Size-selective transport of uncharged solutes through multilayer polyelectrolyte membranes

Several recent studies demonstrated highly selective ion transport through multilayer polyelectrolyte membranes. This paper examines the transport of neutral molecules through multilayer polyelectrolyte films and shows significant size-based discrimination among organic analytes. Simple 7-bilayer poly(styrene sulfonate) (PSS)/poly(allylamine hydrochloride) (PAH) films deposited on porous alumina exhibit a glucose/sucrose selectivity of similar to150 in both diffusion dialysis and nanofiltration.
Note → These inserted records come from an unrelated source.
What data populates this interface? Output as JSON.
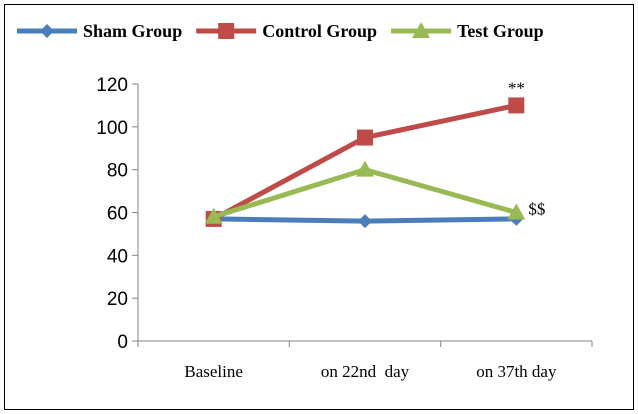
{
  "chart_data": {
    "type": "line",
    "categories": [
      "Baseline",
      "on 22nd  day",
      "on 37th day"
    ],
    "series": [
      {
        "name": "Sham Group",
        "values": [
          57,
          56,
          57
        ],
        "color": "#4a7ebb",
        "marker": "diamond"
      },
      {
        "name": "Control Group",
        "values": [
          57,
          95,
          110
        ],
        "color": "#be4b48",
        "marker": "square"
      },
      {
        "name": "Test Group",
        "values": [
          58,
          80,
          60
        ],
        "color": "#98b954",
        "marker": "triangle"
      }
    ],
    "ylim": [
      0,
      120
    ],
    "yticks": [
      0,
      20,
      40,
      60,
      80,
      100,
      120
    ],
    "grid": false,
    "legend_position": "top",
    "annotations": [
      {
        "text": "**",
        "category_index": 2,
        "value": 110,
        "placement": "above"
      },
      {
        "text": "$$",
        "category_index": 2,
        "value": 60,
        "placement": "right"
      }
    ]
  }
}
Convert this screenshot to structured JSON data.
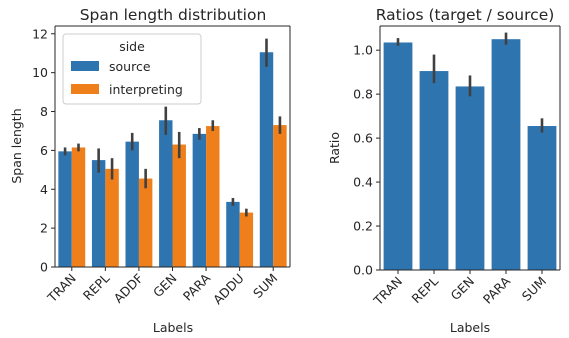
{
  "colors": {
    "source": "#2e75b0",
    "interpreting": "#ef7f1a",
    "errorbar": "#404040",
    "axis": "#262626"
  },
  "chart_data": [
    {
      "type": "bar",
      "title": "Span length distribution",
      "xlabel": "Labels",
      "ylabel": "Span length",
      "ylim": [
        0,
        12.4
      ],
      "yticks": [
        "0",
        "2",
        "4",
        "6",
        "8",
        "10",
        "12"
      ],
      "categories": [
        "TRAN",
        "REPL",
        "ADDF",
        "GEN",
        "PARA",
        "ADDU",
        "SUM"
      ],
      "legend": {
        "title": "side",
        "placement": "upper-left"
      },
      "grid": false,
      "series": [
        {
          "name": "source",
          "values": [
            5.95,
            5.5,
            6.45,
            7.55,
            6.85,
            3.35,
            11.05
          ],
          "err_low": [
            5.75,
            4.85,
            6.0,
            6.8,
            6.55,
            3.15,
            10.3
          ],
          "err_high": [
            6.15,
            6.1,
            6.9,
            8.25,
            7.15,
            3.55,
            11.75
          ]
        },
        {
          "name": "interpreting",
          "values": [
            6.15,
            5.05,
            4.55,
            6.3,
            7.25,
            2.8,
            7.3
          ],
          "err_low": [
            5.95,
            4.5,
            4.05,
            5.6,
            7.0,
            2.6,
            6.85
          ],
          "err_high": [
            6.35,
            5.6,
            5.05,
            6.95,
            7.55,
            3.0,
            7.75
          ]
        }
      ]
    },
    {
      "type": "bar",
      "title": "Ratios (target / source)",
      "xlabel": "Labels",
      "ylabel": "Ratio",
      "ylim": [
        0,
        1.11
      ],
      "yticks": [
        "0.0",
        "0.2",
        "0.4",
        "0.6",
        "0.8",
        "1.0"
      ],
      "categories": [
        "TRAN",
        "REPL",
        "GEN",
        "PARA",
        "SUM"
      ],
      "grid": false,
      "series": [
        {
          "values": [
            1.035,
            0.905,
            0.835,
            1.05,
            0.655
          ],
          "err_low": [
            1.02,
            0.85,
            0.79,
            1.025,
            0.625
          ],
          "err_high": [
            1.055,
            0.98,
            0.885,
            1.08,
            0.69
          ]
        }
      ]
    }
  ]
}
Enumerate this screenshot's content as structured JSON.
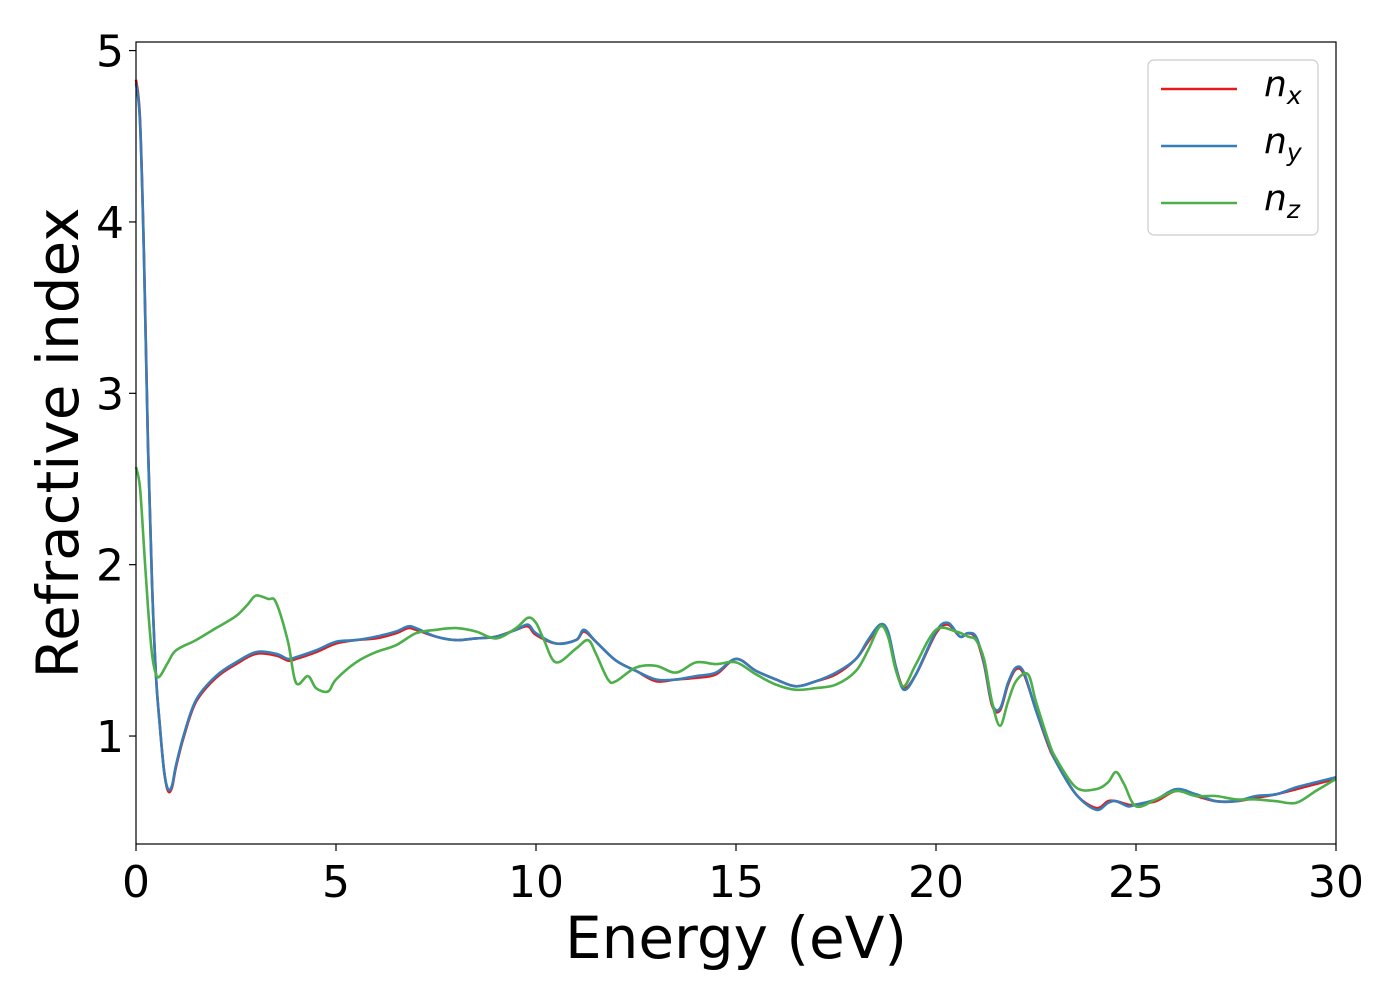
{
  "chart_data": {
    "type": "line",
    "xlabel": "Energy (eV)",
    "ylabel": "Refractive index",
    "xlim": [
      0,
      30
    ],
    "ylim": [
      0.37,
      5.05
    ],
    "xticks": [
      0,
      5,
      10,
      15,
      20,
      25,
      30
    ],
    "xtick_labels": [
      "0",
      "5",
      "10",
      "15",
      "20",
      "25",
      "30"
    ],
    "yticks": [
      1,
      2,
      3,
      4,
      5
    ],
    "ytick_labels": [
      "1",
      "2",
      "3",
      "4",
      "5"
    ],
    "grid": false,
    "legend_position": "top-right",
    "series": [
      {
        "name": "n_x",
        "legend_main": "n",
        "legend_sub": "x",
        "color": "#e41a1c",
        "x": [
          0,
          0.1,
          0.2,
          0.3,
          0.4,
          0.5,
          0.6,
          0.7,
          0.8,
          0.9,
          1.0,
          1.2,
          1.5,
          2.0,
          2.5,
          3.0,
          3.5,
          3.8,
          4.0,
          4.5,
          5.0,
          5.5,
          6.0,
          6.5,
          6.8,
          7.0,
          7.5,
          8.0,
          8.5,
          9.0,
          9.5,
          9.8,
          10.0,
          10.5,
          11.0,
          11.2,
          11.5,
          12.0,
          12.5,
          13.0,
          13.5,
          14.0,
          14.5,
          15.0,
          15.5,
          16.0,
          16.5,
          17.0,
          17.5,
          18.0,
          18.3,
          18.6,
          18.8,
          19.0,
          19.2,
          19.5,
          20.0,
          20.3,
          20.6,
          20.8,
          21.0,
          21.2,
          21.4,
          21.6,
          21.8,
          22.0,
          22.2,
          22.5,
          22.8,
          23.0,
          23.5,
          24.0,
          24.3,
          24.5,
          24.8,
          25.0,
          25.5,
          26.0,
          26.5,
          27.0,
          27.5,
          28.0,
          28.5,
          29.0,
          29.5,
          30.0
        ],
        "values": [
          4.83,
          4.6,
          3.8,
          2.7,
          1.9,
          1.35,
          1.05,
          0.8,
          0.68,
          0.7,
          0.82,
          1.0,
          1.2,
          1.34,
          1.42,
          1.48,
          1.47,
          1.44,
          1.45,
          1.49,
          1.54,
          1.56,
          1.57,
          1.6,
          1.63,
          1.62,
          1.58,
          1.56,
          1.57,
          1.58,
          1.62,
          1.64,
          1.59,
          1.54,
          1.56,
          1.61,
          1.55,
          1.44,
          1.38,
          1.32,
          1.33,
          1.34,
          1.36,
          1.45,
          1.38,
          1.33,
          1.29,
          1.32,
          1.36,
          1.45,
          1.55,
          1.64,
          1.6,
          1.4,
          1.28,
          1.36,
          1.6,
          1.65,
          1.58,
          1.6,
          1.57,
          1.42,
          1.18,
          1.15,
          1.3,
          1.39,
          1.36,
          1.15,
          0.95,
          0.85,
          0.66,
          0.58,
          0.62,
          0.62,
          0.6,
          0.6,
          0.62,
          0.68,
          0.65,
          0.62,
          0.62,
          0.64,
          0.66,
          0.69,
          0.72,
          0.75
        ]
      },
      {
        "name": "n_y",
        "legend_main": "n",
        "legend_sub": "y",
        "color": "#377eb8",
        "x": [
          0,
          0.1,
          0.2,
          0.3,
          0.4,
          0.5,
          0.6,
          0.7,
          0.8,
          0.9,
          1.0,
          1.2,
          1.5,
          2.0,
          2.5,
          3.0,
          3.5,
          3.8,
          4.0,
          4.5,
          5.0,
          5.5,
          6.0,
          6.5,
          6.8,
          7.0,
          7.5,
          8.0,
          8.5,
          9.0,
          9.5,
          9.8,
          10.0,
          10.5,
          11.0,
          11.2,
          11.5,
          12.0,
          12.5,
          13.0,
          13.5,
          14.0,
          14.5,
          15.0,
          15.5,
          16.0,
          16.5,
          17.0,
          17.5,
          18.0,
          18.3,
          18.6,
          18.8,
          19.0,
          19.2,
          19.5,
          20.0,
          20.3,
          20.6,
          20.8,
          21.0,
          21.2,
          21.4,
          21.6,
          21.8,
          22.0,
          22.2,
          22.5,
          22.8,
          23.0,
          23.5,
          24.0,
          24.3,
          24.5,
          24.8,
          25.0,
          25.5,
          26.0,
          26.5,
          27.0,
          27.5,
          28.0,
          28.5,
          29.0,
          29.5,
          30.0
        ],
        "values": [
          4.81,
          4.58,
          3.78,
          2.68,
          1.89,
          1.35,
          1.05,
          0.8,
          0.69,
          0.71,
          0.83,
          1.01,
          1.21,
          1.35,
          1.43,
          1.49,
          1.48,
          1.45,
          1.46,
          1.5,
          1.55,
          1.56,
          1.58,
          1.61,
          1.64,
          1.63,
          1.58,
          1.56,
          1.57,
          1.58,
          1.62,
          1.65,
          1.6,
          1.54,
          1.56,
          1.62,
          1.55,
          1.44,
          1.38,
          1.33,
          1.33,
          1.35,
          1.37,
          1.45,
          1.38,
          1.33,
          1.29,
          1.32,
          1.37,
          1.45,
          1.56,
          1.65,
          1.61,
          1.4,
          1.27,
          1.36,
          1.61,
          1.66,
          1.58,
          1.6,
          1.58,
          1.43,
          1.19,
          1.16,
          1.31,
          1.4,
          1.37,
          1.15,
          0.96,
          0.85,
          0.66,
          0.57,
          0.61,
          0.62,
          0.59,
          0.6,
          0.63,
          0.69,
          0.66,
          0.62,
          0.62,
          0.65,
          0.66,
          0.7,
          0.73,
          0.76
        ]
      },
      {
        "name": "n_z",
        "legend_main": "n",
        "legend_sub": "z",
        "color": "#4daf4a",
        "x": [
          0,
          0.1,
          0.2,
          0.3,
          0.4,
          0.5,
          0.6,
          0.8,
          1.0,
          1.5,
          2.0,
          2.5,
          2.8,
          3.0,
          3.3,
          3.5,
          3.8,
          4.0,
          4.3,
          4.5,
          4.8,
          5.0,
          5.5,
          6.0,
          6.5,
          7.0,
          7.5,
          8.0,
          8.5,
          9.0,
          9.5,
          9.8,
          10.0,
          10.2,
          10.5,
          11.0,
          11.3,
          11.5,
          11.8,
          12.0,
          12.5,
          13.0,
          13.5,
          14.0,
          14.5,
          15.0,
          15.5,
          16.0,
          16.5,
          17.0,
          17.5,
          18.0,
          18.3,
          18.6,
          18.8,
          19.0,
          19.2,
          19.5,
          20.0,
          20.5,
          20.8,
          21.0,
          21.2,
          21.4,
          21.6,
          21.8,
          22.0,
          22.3,
          22.5,
          22.8,
          23.0,
          23.5,
          24.0,
          24.3,
          24.5,
          24.7,
          25.0,
          25.5,
          26.0,
          26.5,
          27.0,
          27.5,
          28.0,
          28.5,
          29.0,
          29.5,
          30.0
        ],
        "values": [
          2.57,
          2.45,
          2.1,
          1.75,
          1.48,
          1.36,
          1.35,
          1.43,
          1.5,
          1.56,
          1.63,
          1.7,
          1.77,
          1.82,
          1.8,
          1.78,
          1.55,
          1.31,
          1.35,
          1.28,
          1.26,
          1.33,
          1.43,
          1.49,
          1.53,
          1.6,
          1.62,
          1.63,
          1.61,
          1.57,
          1.63,
          1.69,
          1.66,
          1.56,
          1.43,
          1.51,
          1.56,
          1.48,
          1.33,
          1.32,
          1.4,
          1.41,
          1.37,
          1.43,
          1.42,
          1.43,
          1.36,
          1.3,
          1.27,
          1.28,
          1.3,
          1.38,
          1.5,
          1.64,
          1.58,
          1.38,
          1.29,
          1.42,
          1.62,
          1.61,
          1.58,
          1.56,
          1.45,
          1.2,
          1.06,
          1.2,
          1.32,
          1.36,
          1.2,
          0.98,
          0.87,
          0.7,
          0.69,
          0.73,
          0.79,
          0.72,
          0.59,
          0.63,
          0.68,
          0.65,
          0.65,
          0.63,
          0.63,
          0.62,
          0.61,
          0.68,
          0.75
        ]
      }
    ]
  }
}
However, selectivity among smaller solutes is fairly low (methanol/glycerol approximate to 2 and glycerol/glucose approximate to 8). Because inorganic ions are generally smaller than glycerol, these results suggest that size-based selectivity in ion transport through PSS/PAH films is minimal. High selectivity in nanofiltration by PSS/PAH membranes is accompanied by relatively high solute rejections. For example, 7-bilayer PSS/PAH membranes exhibit a methanol rejection of 70% and a sucrose rejection of >99.9%. Although such high rejections will preclude the use of these membranes in sugar separations, they will allow removal of organic pollutants from water. The high water flux through PSS/PAH films (0.9 m(3)m(-2)d(-1) at 4.8 bar) would also be important in water purification. Capping PSS/PAH films with a few bilayers of poly(acrylic acid) (PAA)/PAH increases glycerol/glucose diffusion-dialysis selectivity from 8 to 75. Thus, controlling film composition allows tailoring of membrane properties. Simulations of nanofiltration and diffusion dialysis data for 7-bilayer PSS/PAH membranes suggest that these films have pores with radii of 0.4-0.5 nm.